- Born: Manchester, UK
- Citizenship: British
- Education: University of Newcastle upon Tyne, Queen Mary College, University of London
- Scientific career
- Fields: dynamical systems, nonlinear science, complexity, pattern formation
- Workplaces: CSIC (Spanish National Research Council)
- Doctoral advisor: David Arrowsmith
- Other academic advisors: Ian C. Percival, Keith Runcorn, David Tritton

= Julyan Cartwright =

Interdisciplinary physicist

Julyan Cartwright is an interdisciplinary physicist working in Granada, Spain at the Andalusian Earth Sciences Institute of the CSIC (Spanish National Research Council) and affiliated with the Carlos I Institute of Theoretical and Computational Physics at the University of Granada.

He is known for his research
on how form and pattern emerge in nature, the dynamics of natural systems, across disciplinary boundaries, including his studies of the dynamics of passive scalars in chaotic advection of fluids, bailout embeddings, the Bogdanov map, the influence of fluid mechanics on the development of vertebrate left-right asymmetry, self-organization of biomineralization structures of mollusc shell including mother of pearl (nacre) and cuttlebone, excitable media, and chemobrionics: self-assembling porous precipitate structures, such as chemical gardens, brinicles, and submarine hydrothermal vents.

He is among the researchers in the Stanford list of the World's top 2% most cited scientists. He is chair of the international COST action Chemobionics and chair of the scientific advisory committee to the international conference Dynamics Days Europe. He is editor of the Cambridge University Press journal Elements in Dynamical Systems.

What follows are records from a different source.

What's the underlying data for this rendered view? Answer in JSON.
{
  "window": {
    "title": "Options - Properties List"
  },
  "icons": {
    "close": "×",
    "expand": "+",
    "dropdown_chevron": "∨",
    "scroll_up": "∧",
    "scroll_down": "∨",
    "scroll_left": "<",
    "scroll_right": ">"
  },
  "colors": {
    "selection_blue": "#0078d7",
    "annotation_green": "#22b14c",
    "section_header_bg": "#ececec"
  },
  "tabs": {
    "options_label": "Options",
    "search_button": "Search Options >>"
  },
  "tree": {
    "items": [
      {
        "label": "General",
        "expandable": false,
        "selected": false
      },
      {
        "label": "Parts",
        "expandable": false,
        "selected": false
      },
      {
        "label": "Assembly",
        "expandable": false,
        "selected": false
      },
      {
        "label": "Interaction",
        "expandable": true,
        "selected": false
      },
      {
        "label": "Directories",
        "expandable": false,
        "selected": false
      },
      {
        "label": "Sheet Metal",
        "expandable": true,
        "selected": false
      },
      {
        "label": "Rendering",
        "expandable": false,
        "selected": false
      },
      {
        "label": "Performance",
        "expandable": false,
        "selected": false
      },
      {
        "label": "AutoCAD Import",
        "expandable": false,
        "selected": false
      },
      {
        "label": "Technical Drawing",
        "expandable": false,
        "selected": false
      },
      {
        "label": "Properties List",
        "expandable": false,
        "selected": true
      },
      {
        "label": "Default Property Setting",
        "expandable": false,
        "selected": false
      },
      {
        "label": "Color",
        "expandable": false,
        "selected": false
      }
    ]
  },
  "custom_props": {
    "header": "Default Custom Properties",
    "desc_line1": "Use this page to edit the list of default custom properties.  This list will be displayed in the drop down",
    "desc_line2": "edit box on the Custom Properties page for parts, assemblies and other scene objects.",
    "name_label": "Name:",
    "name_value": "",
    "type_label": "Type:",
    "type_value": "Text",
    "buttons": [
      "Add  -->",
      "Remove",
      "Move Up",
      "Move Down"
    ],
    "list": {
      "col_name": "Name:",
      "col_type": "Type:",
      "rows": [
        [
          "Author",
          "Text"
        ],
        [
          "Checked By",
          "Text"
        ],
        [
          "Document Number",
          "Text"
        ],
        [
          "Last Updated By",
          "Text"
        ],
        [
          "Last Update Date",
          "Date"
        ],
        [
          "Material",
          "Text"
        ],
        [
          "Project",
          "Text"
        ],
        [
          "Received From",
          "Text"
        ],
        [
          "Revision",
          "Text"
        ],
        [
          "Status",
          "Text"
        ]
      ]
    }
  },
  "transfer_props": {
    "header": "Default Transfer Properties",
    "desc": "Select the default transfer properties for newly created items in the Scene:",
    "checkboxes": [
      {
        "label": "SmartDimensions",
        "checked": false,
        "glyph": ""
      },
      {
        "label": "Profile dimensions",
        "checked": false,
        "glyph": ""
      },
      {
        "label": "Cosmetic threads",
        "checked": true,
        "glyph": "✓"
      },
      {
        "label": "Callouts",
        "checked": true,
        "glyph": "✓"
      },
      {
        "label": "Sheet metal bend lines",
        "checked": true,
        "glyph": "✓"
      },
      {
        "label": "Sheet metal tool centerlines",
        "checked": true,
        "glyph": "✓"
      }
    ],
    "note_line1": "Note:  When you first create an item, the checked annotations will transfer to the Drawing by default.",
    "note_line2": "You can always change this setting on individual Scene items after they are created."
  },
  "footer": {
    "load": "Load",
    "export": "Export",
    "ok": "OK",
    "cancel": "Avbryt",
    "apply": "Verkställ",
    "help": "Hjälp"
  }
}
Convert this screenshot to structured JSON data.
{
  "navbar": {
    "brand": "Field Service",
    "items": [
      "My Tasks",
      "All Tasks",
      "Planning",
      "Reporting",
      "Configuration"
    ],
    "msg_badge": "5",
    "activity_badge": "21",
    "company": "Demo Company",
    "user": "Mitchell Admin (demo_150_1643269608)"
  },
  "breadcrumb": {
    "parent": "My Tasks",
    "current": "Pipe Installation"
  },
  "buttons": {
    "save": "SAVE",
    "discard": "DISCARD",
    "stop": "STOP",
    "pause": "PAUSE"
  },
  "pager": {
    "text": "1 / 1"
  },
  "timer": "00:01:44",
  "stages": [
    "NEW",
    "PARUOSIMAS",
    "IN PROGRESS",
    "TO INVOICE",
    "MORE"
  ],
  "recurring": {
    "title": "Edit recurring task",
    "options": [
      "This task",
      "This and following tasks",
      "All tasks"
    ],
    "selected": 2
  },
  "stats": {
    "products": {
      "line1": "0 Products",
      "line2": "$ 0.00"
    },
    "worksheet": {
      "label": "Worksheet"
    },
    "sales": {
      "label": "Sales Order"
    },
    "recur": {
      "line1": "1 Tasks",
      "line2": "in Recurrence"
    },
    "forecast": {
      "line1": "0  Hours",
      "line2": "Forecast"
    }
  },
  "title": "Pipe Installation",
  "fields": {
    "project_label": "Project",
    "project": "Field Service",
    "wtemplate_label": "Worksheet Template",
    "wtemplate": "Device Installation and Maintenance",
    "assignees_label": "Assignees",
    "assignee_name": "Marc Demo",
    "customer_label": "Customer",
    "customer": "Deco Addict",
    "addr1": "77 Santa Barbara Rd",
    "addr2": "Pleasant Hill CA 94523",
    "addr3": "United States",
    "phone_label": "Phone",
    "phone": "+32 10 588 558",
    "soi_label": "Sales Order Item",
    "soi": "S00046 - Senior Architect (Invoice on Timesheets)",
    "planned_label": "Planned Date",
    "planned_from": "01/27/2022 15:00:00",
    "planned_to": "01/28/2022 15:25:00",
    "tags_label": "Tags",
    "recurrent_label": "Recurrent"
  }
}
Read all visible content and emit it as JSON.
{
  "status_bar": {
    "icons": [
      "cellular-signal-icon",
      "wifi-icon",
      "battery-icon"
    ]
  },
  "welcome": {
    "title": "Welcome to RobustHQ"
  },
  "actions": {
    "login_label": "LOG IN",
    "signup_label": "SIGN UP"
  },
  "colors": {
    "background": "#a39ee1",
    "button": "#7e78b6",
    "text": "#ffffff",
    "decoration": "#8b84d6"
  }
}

Press interest in his research has highlighted his work on chemical gardens, on pitch perception in the auditory system, on how symmetry is broken so that the heart is on the left, on how bees construct spiral bee combs, on the formation of nacre and pearls, on how brinicle ice tubes grow both on Earth and on Jupiter's moon, Europa, on the information content of complex self-assembled materials on the rogue wave nature of Hokusai's famous artwork the Great Wave off Kanagawa, on the Möbius strip before Möbius, on the possible melting of oceanic methane hydrate deposits owing to climate change, and on the origin of life at alkaline submarine hydrothermal vents and their relevance to astrobiology.